L’assessore Riccardi spiega le ragioni della chiusura del Punto nascita di San Vito al Tagliamento.
“Nascere a San Vito non è più sicuro. Alla politica spetta stabilire se seguire le indicazioni dei medici o pensare di sostituirli. Noi seguiamo i primi, l’esperienza dei gettonisti nel punto nascita di San Vito al Tagliamento si è dimostrata inefficace e va terminata. Siamo arrivati ad un punto dove sarà necessario intervenire; questo probabilmente non riguarderà una struttura o una disciplina ma l’intero assetto del sistema. Per rispondere alle nuove esigenze della nostra società, al Friuli Venezia Giulia non serve una nuova riforma ma la riprogrammazione dell’esistente. Pertanto lavoreremo alla realizzazione di un nuovo progetto sul quale la politica potrà misurarsi, facendoci accompagnare nella sua elaborazione dall’Agenzia nazionale per i servizi sanitari regionali (Agenas), chiedendo inoltre la collaborazione di alcuni esponenti di riconosciuto rilievo della sanità regionale”.
Lo ha detto l’assessore regionale alla Salute Riccardo Riccardi rispondendo in Aula ad una interrogazione riguardante il punto nascita di San Vito al Tagliamento. L’esponente dell’esecutivo Fedriga, nel suo intervento, ha dapprima messo in luce alcuni passaggi evidenziati da una lettera del primario del reparto di ostetricia e ginecologia dell’ospedale della provincia pordenonese, dal quale emerge la necessità di riorganizzare il punto nascite di San Vito in attesa che vi sia nuovamente un numero sufficiente di medici per sostenere l’attività del reparto.
“Di fronte a dichiarazioni tecniche precise e inconfutabili compiute dal primario – ha detto Riccardi nel suo intervento – constato che si mette di nuovo in atto uno scontro di parte, che sfocia nelle minacce ai medici che sostengono la necessità di queste decisioni, professionisti ai quali ho espresso la mia solidarietà. Toni ed esternazioni di questi giorni creano solo tensioni e non aiutano invece a trovare la soluzione ad un problema oggettivo, ossia la riduzione delle nascite e al contempo l’assenza di medici che possano garantire la sicurezza di mamme e bambini “.
Nella risposta all’interrogazione, Riccardi ha poi ricordato come da tempo sia in atto la ricerca di personale per garantire servizi efficienti. “Le strutture sanitarie con più casi assicurano l’attrazione dei professionisti e le maggiori garanzie di sicurezza per il paziente, consentendo alle aziende un’organizzazione delle presenze del personale sicuramente molto più efficace. A tal proposito solo pochi giorni fa, grazie ad un concorso, Asfo ha assicurato l’assunzione di due nuovi professionisti: questi hanno scelto di lavorare a Pordenone perché se fossero stati destinati a San Vito non avrebbero accettato l’incarico. Sempre sul fronte del personale, si è ricorso nel tempo all’utilizzo dei gettonisti, scelta che si è rivelata sbagliata; come in altre situazioni, in assenza di personale disponibile, si sono percorse tutte le strade possibili per tenere aperti i servizi. Ma questa esperienza dimostra che non funziona e quindi va chiusa”.
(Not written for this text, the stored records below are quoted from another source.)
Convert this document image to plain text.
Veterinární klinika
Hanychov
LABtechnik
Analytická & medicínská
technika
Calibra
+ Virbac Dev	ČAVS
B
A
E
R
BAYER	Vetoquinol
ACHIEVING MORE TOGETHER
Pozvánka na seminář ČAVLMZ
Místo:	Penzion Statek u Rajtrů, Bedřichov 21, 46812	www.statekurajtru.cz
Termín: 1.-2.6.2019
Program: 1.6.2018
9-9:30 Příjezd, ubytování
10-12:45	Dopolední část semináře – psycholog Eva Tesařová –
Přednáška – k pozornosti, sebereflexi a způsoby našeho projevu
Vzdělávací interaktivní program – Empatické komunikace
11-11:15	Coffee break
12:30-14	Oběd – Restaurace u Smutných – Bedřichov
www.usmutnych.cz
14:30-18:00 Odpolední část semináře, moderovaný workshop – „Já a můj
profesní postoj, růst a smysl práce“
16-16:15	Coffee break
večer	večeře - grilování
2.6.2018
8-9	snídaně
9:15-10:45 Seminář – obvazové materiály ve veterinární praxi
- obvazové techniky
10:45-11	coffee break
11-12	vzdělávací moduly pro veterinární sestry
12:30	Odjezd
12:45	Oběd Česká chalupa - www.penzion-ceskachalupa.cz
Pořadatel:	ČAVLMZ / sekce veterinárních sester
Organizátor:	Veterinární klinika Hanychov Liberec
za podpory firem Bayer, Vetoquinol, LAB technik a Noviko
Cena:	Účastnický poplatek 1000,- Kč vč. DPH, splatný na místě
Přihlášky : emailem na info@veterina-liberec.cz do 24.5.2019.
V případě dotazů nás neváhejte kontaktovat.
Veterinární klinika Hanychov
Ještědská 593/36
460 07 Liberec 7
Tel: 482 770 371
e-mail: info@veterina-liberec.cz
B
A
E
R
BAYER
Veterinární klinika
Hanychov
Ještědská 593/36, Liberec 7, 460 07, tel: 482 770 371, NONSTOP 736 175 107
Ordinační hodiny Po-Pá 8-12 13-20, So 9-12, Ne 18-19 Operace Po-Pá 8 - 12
Guardando poi ad un orizzonte temporale di lungo periodo e ad una necessità di riprogrammare l’esistente, l’assessore regionale ha ricordato come “l’organizzazione del nostro servizio sanitario non è più solo un problema di soldi e personale. Di questi temi se ne parla da decine di anni, dal momento che stiamo ancora discutendo dei contenuti di una legge regionale del 1995. La vera questione è se si vuole governare il problema decidendo una volta per tutte ciò che va fatto veramente o lasciare tutto nell’indecisione o alla scelta della “piazza”, sapendo già come andrebbe a finire”.
“Pertanto – ha concluso Riccardi – ci troviamo davanti a un bivio; nel compiere una scelta, non servono nuove riforme ma una riprogrammazione dell’esistente, in cui si tenga conto delle criticità che la pandemia ha esposto in maniera evidente. Su questo – ha assicurato l’assessore – ci stiamo già lavorando, a partire dalla decisione avvenuta mesi fa, di farci accompagnare in questo percorso da Agenas. Inoltre chiederemo anche la collaborazione di alcuni esponenti riconosciuti e di rilievo della sanità regionale. In questo modo elaboreremo un progetto sul quale misurarsi; quello sarà il momento in cui capiremo la vera volontà di fare quel che serve o lasciare che – inevitabilmente – i servizi continuino a costare di più e ‘rispondere’ di meno”.